Red River In The Red, Environmental Defense Study Shows

February 28, 2000
Environmental Defense today released a report showing that barging on the Red River in Louisiana has woefully failed to meet government projections needed to justify the more than $2 billion spent to convert the river into a barge canal. “A River in the Red: The Lack of Traffic on the Red River Waterway” finds that commercial traffic in 1997 was only 4% of the traffic projected for that year by the US Army Corps of Engineers when it was seeking to justify the project. The report is available here (75 K PDF file, requires Adobe Acrobat Reader).

The author of the Environmental Defense report is Dr. Robert Stearns, an economist at the University of Maryland and formerly a top official with the Army Corps. His report also finds that the river carried less than 1/1000 of all commerce on the Inland Waterway Navigation System in 1996 but consumes 2% of all operation and maintenance funds and in recent years nearly 7% of all construction funds. His analysis also finds that the river fails efficiency measures proposed by the Army Corps of Engineers itself for deciding whether to maintain barging on a river.

The analysis cuts through official statistics published by the Army Corps of Engineers for the Red River waterway to show the limited commercial traffic that actually moves on the new, $2 billion project. The report shows that most of the commerce reported by the Army Corps uses only the lowest 35 miles of the river on the way to the Black/Oachita River, a section navigable before the Red River project. Most of the remaining commerce is sand and gravel, much of which is used to construct the Red River waterway itself.

“The story of the Red River is important,”” said Dr. Stearns, “because it is the most recent expensive new waterway and suggests the limited benefits of expensive barging projects on similar smaller rivers today.” The Army Corps of Engineers is studying whether to spend hundreds of millions more dollars to expand the Red River waterway to Index, Arkansas, or to expand navigation on the White River in Arkansas, a project biologists have said could devastate hundreds of thousands of acres of wildlife refuges.

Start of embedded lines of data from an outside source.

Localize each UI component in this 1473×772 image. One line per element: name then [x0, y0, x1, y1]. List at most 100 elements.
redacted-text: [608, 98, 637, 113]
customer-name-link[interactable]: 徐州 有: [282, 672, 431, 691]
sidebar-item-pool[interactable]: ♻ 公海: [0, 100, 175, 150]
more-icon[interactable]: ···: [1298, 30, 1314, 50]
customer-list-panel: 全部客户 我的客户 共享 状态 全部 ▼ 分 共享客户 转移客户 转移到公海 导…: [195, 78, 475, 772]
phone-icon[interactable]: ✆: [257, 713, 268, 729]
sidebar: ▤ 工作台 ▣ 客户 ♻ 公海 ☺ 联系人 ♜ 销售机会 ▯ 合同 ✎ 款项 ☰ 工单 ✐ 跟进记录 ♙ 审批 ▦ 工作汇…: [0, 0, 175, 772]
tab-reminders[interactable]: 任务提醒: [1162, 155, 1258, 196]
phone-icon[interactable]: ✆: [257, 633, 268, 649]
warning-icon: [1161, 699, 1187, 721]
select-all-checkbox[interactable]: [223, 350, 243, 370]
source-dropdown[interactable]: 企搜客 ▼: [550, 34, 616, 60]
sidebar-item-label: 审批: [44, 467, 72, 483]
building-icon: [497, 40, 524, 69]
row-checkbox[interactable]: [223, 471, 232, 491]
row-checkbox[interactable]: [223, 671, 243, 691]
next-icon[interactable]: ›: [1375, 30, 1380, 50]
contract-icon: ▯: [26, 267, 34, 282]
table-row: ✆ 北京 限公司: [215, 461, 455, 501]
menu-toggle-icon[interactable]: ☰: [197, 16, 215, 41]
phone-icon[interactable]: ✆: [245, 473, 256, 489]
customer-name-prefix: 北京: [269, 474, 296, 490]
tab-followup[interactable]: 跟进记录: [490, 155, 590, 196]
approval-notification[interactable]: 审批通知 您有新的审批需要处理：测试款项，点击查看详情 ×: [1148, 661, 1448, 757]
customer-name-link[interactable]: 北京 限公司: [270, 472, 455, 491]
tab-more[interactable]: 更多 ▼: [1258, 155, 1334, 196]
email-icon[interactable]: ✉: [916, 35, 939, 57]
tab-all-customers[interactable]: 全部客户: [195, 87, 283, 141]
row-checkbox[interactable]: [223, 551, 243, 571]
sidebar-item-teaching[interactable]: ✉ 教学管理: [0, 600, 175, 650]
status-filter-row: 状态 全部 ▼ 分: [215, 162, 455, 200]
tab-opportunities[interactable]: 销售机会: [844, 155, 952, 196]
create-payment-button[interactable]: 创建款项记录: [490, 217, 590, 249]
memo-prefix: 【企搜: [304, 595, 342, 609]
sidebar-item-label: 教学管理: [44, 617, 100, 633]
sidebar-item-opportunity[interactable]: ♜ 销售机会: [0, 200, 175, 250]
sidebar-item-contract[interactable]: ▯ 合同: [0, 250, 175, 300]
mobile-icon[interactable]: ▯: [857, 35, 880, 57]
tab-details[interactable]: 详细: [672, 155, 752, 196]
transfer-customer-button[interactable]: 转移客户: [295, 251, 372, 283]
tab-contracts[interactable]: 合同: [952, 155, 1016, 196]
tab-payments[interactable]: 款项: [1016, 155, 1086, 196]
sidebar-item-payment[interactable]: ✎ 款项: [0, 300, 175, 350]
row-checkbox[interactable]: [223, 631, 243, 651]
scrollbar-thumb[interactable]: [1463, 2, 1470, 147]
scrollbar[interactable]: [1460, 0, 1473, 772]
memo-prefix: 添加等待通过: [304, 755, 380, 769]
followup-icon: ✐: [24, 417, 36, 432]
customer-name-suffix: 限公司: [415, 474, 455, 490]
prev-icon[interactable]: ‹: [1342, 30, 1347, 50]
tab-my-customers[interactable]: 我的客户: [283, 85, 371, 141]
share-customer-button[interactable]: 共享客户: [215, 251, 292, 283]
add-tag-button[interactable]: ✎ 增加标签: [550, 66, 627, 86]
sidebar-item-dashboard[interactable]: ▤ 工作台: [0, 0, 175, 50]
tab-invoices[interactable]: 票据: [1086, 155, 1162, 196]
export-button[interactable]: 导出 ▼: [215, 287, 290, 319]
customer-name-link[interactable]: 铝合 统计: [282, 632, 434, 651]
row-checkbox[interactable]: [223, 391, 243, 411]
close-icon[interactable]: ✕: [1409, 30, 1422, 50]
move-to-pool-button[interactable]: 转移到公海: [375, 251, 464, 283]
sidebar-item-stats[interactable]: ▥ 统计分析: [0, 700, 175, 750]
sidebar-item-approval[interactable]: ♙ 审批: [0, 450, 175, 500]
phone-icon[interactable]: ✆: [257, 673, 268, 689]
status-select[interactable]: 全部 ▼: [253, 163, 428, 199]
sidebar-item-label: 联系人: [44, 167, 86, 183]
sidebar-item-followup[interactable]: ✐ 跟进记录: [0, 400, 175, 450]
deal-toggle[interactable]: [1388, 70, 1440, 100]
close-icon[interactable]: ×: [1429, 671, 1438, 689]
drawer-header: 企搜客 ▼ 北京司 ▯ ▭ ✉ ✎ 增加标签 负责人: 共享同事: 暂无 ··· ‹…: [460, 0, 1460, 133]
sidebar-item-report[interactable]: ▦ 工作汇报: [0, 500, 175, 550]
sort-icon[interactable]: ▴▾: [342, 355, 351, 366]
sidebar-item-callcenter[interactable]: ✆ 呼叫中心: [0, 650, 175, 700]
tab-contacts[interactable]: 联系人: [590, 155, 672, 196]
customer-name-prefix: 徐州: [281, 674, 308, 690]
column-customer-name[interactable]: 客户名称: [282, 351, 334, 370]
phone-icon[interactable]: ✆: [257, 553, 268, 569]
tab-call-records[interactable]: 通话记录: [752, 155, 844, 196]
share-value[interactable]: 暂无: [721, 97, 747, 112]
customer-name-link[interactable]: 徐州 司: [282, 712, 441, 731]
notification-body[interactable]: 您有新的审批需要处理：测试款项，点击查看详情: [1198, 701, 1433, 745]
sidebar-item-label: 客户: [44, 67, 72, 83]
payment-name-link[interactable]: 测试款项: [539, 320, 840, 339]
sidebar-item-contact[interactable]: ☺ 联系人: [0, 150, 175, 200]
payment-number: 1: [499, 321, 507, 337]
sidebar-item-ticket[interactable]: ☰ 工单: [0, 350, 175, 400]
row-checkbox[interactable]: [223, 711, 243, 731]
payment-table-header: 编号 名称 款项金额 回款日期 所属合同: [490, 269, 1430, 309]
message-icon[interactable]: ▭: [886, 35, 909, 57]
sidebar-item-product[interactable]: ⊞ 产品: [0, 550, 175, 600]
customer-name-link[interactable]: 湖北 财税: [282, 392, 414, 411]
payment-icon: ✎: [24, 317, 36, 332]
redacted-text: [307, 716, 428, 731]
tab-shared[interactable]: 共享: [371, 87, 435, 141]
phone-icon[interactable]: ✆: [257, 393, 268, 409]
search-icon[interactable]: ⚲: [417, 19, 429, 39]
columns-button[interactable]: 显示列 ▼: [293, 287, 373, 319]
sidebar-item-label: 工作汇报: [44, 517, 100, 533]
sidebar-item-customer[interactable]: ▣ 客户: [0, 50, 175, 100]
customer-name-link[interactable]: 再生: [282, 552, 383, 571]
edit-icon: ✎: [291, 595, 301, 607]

This report comes at a time when recent disclosures have suggested deliberate efforts by top officials of the Army Corps of Engineers to distort its economic analysis to justify a $1 billion project to expand barging on the Upper Mississippi River.

“Taxpayers pay the vast majority of the costs of constructing and maintaining barge waterways,” said Environmental Defense attorney Tim Searchinger. “Since they don’t pay anything more for a new waterway, special interests have an incentive to push for expensive measures that benefit them regardless of the true benefits to taxpayers. Because these projects cause significant harm to fish and wildlife, they certainly should not be built when they do not even make sense economically.”